ET AUX MOTIFS QU'en 1991, M. X... a continué à travailler pour Sud Marine jusqu'au 18 août 1991 ; qu'il lui est attribué pour cette période de huit mois 169,19 points pour un taux appelé de 12,3% conforme aux indications de ses bulletins de salaires ( )" (arrêt p.4 alinéa 4) .

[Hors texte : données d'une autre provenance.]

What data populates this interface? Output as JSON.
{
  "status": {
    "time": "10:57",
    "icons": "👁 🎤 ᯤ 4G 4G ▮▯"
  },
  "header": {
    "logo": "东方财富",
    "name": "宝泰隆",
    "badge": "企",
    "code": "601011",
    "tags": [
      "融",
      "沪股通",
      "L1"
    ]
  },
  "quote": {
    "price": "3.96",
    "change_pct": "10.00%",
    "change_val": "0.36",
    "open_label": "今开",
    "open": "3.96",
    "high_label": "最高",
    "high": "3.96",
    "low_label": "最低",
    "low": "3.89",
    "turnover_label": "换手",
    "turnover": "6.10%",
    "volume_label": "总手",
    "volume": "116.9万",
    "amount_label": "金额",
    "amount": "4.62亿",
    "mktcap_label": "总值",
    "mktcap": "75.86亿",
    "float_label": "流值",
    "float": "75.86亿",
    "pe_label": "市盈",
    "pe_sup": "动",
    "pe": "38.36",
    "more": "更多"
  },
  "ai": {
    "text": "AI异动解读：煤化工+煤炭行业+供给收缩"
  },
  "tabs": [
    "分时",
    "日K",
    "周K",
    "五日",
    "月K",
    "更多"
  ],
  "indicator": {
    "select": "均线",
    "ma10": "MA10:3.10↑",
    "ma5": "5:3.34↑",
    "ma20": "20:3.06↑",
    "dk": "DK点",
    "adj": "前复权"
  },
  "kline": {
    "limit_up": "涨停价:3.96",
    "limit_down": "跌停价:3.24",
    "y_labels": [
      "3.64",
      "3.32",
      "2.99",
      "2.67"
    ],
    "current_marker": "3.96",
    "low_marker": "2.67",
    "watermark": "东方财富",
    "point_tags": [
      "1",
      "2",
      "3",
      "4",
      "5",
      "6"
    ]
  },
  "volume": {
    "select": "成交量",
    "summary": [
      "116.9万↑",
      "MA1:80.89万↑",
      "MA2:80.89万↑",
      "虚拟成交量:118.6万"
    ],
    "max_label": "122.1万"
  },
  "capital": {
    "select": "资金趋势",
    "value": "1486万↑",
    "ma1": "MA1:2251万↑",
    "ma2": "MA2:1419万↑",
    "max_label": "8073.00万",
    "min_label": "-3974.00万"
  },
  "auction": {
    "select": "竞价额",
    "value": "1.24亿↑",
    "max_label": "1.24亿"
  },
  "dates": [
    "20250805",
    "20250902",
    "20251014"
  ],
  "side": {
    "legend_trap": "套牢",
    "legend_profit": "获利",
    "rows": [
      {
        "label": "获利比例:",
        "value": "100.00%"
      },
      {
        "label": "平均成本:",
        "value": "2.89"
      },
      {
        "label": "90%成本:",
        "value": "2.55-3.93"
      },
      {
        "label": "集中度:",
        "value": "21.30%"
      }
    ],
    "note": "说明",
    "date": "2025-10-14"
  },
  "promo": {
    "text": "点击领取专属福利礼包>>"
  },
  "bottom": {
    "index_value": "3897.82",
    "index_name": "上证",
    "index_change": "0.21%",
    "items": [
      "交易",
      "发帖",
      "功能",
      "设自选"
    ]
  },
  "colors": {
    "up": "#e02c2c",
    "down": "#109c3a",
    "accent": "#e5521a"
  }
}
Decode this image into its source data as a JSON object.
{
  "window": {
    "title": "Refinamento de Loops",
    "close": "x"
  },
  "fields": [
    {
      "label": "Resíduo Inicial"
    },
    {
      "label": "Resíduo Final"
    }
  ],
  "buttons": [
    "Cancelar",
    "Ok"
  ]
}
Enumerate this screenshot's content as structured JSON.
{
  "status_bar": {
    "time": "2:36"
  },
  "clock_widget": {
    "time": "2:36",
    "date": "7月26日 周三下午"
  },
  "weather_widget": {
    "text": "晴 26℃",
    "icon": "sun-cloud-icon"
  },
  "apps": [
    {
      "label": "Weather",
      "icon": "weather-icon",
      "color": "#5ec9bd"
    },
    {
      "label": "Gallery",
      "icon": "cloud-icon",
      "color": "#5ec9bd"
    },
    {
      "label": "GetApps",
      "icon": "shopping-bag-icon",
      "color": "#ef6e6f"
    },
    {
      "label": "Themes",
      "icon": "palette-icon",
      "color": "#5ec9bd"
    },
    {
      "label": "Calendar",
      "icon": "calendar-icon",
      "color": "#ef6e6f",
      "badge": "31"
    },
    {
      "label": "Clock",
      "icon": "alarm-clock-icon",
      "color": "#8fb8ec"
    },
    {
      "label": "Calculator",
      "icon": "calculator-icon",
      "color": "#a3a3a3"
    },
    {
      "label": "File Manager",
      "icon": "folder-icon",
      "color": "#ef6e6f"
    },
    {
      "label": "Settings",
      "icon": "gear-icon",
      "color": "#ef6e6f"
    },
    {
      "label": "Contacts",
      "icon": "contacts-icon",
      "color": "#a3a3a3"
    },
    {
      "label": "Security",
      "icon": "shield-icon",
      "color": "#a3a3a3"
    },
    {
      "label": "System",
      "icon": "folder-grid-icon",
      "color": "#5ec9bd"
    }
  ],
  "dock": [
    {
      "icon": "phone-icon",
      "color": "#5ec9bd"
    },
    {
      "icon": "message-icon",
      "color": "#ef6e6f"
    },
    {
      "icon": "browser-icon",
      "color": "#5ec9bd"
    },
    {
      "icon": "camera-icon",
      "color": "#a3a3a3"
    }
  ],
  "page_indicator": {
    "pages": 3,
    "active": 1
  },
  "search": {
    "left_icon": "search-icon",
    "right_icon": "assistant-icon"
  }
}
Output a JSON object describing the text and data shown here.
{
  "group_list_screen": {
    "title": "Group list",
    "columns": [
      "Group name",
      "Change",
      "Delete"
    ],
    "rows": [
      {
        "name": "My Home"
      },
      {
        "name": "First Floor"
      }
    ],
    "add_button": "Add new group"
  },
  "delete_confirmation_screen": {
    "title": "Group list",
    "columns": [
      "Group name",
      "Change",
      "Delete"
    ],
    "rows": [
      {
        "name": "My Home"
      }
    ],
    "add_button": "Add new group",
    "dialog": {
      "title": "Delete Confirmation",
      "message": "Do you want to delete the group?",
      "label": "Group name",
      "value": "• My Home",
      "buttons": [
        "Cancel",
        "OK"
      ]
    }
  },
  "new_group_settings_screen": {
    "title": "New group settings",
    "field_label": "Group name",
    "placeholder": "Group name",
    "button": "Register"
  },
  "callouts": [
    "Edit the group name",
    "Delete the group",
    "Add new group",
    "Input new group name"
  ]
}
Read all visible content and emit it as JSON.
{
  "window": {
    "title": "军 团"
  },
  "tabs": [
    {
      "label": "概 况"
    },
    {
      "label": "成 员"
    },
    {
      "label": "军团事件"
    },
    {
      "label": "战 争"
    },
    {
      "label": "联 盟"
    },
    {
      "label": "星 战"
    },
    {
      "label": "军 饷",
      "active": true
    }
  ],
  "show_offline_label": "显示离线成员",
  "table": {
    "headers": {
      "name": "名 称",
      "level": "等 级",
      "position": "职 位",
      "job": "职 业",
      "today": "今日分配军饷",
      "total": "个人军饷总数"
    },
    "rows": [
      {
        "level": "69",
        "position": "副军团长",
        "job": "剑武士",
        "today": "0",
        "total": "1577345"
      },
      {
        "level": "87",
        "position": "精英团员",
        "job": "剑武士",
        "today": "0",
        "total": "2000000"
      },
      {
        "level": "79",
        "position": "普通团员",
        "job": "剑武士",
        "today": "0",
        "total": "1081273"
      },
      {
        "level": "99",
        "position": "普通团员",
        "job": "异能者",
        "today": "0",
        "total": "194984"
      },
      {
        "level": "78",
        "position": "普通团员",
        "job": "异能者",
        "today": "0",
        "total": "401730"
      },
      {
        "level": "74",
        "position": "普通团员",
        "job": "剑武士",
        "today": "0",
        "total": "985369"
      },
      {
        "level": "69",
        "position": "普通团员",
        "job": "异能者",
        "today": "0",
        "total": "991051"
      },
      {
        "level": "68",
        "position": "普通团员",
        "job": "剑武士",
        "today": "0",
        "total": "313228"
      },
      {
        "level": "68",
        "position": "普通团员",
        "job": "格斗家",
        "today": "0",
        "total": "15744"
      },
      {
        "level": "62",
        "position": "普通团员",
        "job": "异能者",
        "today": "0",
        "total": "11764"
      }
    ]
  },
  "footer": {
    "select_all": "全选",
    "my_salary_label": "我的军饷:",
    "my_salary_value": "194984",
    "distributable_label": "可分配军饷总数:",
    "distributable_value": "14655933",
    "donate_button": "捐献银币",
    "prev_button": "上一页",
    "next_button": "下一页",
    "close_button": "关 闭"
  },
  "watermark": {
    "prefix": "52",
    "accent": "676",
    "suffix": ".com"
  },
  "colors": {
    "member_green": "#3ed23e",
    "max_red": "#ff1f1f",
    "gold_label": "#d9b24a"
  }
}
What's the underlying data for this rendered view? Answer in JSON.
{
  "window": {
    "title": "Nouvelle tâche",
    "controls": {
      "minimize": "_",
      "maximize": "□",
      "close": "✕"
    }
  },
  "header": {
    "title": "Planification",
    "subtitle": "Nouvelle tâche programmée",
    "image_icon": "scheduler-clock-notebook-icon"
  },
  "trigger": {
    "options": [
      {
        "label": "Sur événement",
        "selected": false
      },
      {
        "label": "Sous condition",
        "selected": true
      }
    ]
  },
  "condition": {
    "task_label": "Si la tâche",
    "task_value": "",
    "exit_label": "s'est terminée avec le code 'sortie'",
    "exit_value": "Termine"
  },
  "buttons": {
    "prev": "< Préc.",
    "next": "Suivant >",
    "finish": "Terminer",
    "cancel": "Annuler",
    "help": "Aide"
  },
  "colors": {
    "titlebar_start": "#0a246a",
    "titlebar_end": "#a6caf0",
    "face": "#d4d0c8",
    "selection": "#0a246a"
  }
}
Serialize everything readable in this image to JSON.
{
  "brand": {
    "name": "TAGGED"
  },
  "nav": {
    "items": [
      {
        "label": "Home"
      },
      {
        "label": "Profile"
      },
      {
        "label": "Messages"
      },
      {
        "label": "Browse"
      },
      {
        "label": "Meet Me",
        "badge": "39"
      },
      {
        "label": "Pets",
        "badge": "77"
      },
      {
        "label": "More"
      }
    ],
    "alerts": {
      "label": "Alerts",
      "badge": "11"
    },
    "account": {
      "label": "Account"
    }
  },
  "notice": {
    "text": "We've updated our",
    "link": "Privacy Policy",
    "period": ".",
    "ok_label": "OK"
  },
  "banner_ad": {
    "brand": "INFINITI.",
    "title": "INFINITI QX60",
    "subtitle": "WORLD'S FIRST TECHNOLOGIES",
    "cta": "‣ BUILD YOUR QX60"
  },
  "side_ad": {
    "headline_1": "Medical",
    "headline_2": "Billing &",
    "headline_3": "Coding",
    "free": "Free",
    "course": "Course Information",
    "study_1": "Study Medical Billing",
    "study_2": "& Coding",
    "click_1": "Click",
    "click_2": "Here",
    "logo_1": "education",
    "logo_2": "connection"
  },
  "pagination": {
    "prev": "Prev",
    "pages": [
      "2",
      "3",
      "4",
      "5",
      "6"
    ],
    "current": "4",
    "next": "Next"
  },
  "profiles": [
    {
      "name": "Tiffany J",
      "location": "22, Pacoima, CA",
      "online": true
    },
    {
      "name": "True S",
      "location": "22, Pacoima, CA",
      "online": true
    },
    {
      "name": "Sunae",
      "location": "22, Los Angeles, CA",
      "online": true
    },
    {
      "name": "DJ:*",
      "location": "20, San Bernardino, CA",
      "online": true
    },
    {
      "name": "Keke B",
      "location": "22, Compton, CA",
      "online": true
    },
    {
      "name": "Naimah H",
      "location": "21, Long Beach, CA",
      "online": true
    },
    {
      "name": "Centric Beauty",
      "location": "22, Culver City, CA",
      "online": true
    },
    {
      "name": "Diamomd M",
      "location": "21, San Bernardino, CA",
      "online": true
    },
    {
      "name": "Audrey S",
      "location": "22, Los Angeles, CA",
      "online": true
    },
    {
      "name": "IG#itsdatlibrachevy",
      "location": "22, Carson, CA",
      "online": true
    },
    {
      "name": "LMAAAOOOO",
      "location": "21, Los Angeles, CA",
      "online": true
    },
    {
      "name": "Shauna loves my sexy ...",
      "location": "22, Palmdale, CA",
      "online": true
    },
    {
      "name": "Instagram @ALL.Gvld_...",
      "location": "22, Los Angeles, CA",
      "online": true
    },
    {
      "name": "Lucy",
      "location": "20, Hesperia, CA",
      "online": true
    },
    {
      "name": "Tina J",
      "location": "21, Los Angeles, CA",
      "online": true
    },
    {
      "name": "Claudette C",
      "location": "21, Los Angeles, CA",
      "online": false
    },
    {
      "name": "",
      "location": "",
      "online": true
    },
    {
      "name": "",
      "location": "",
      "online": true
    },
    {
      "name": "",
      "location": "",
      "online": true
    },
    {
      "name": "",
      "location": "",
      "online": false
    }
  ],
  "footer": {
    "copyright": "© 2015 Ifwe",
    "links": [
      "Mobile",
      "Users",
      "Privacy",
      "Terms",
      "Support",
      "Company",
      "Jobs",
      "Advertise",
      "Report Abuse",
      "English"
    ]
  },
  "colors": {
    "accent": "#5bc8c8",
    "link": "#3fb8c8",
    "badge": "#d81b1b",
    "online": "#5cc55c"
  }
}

2°) ALORS QU'en se déterminant aux termes de motifs qui ne précisent pas sur quelle assiette avait été appliqué le taux retenu par l'institution Y... Médéric pour déterminer le nombre de points acquis, de telle sorte qu'il est impossible de savoir si cette assiette avait été le salaire brut, comme le prescrit la loi, ou le salaire imposable, comme pour les deux années précédentes, la cour d'appel, qui n'a pas mis la Cour régulatrice en mesure d'exercer son contrôle, a privé sa décision de base légale au regard de l'article 12 de l'accord du 8 décembre 1961 et de l'article L.242-1 du code de la sécurité sociale.
SECOND MOYEN DE CASSATION
Il est fait grief à l'arrêt attaqué d'AVOIR débouté M. Jean-Pierre X... de sa demande tendant à voir condamner l'institution Y...-Médéric à procéder à un nouveau calcul de ses droits à retraite complémentaire ;
AUX MOTIFS QUE " pour la période du 1er décembre 1994 au 30 avril 1996, Y... Médéric indique qu'aucun bulletin de paie n'a été produit, de même que pour la période du 1er août 2007 au 31 juillet 2012 ; qu'il ressort des explications de M. X... que pour cette dernière période, il a perçu de la Carsat une allocation des travailleurs de l'amiante jusqu'à sa retraite ; qu'il ne justifie pas cependant avoir cotisé au titre de sa retraite complémentaire pour cette période ( )" (arrêt p.4 alinéa 7) ;
1°) ALORS QU'aux termes de l'article 41-I de la loi n° 98-1194 du 23 décembre 1998, le bénéfice de l'allocation de cessation anticipée des travailleurs de l'amiante est réservé aux salariés et anciens salariés des établissements inscrits sous réserves qu'ils cessent toute activité professionnelle ; qu'en l'absence d'activité professionnelle, les allocataires, qui ne reçoivent aucun salaire, ne se voient pas remettre de bulletin de salaire ; qu'en retenant, pour débouter M. X... de sa demande en paiement d'un rappel de prestations de retraite complémentaire pour la période durant laquelle il a bénéficié de l'ACAATA qu'il n'avait produit aucun bulletin de paie pour cette période, la cour d'appel a violé le texte susvisé ;
2°) ALORS QUE les titulaires de l'allocation de cessation anticipée des travailleurs de l'amiante bénéficient de droits à la retraite complémentaire ; que les cotisations permettant d'acquérir ces droits sont versées à l'IREC par le Fonds de cessation anticipée d'activité des travailleurs de l'amiante ; qu'en retenant, pour débouter M. X... de sa demande en paiement d'un rappel de prestations de retraite complémentaire pour la période durant laquelle il a bénéficié de l'ACAATA, qu'il " ne justifi[ait]e pas avoir cotisé au titre de sa retraite complémentaire pour cette période" la cour d'appel, qui n'a pas déduit les conséquences légales de ses propres constatations, a violé les articles 41-IV de la loi n° 98-1194 du 23 décembre 1998, ensemble l'article 6 du chapitre XII de la délibération 22 B de la commission paritaire de l'ARRCO.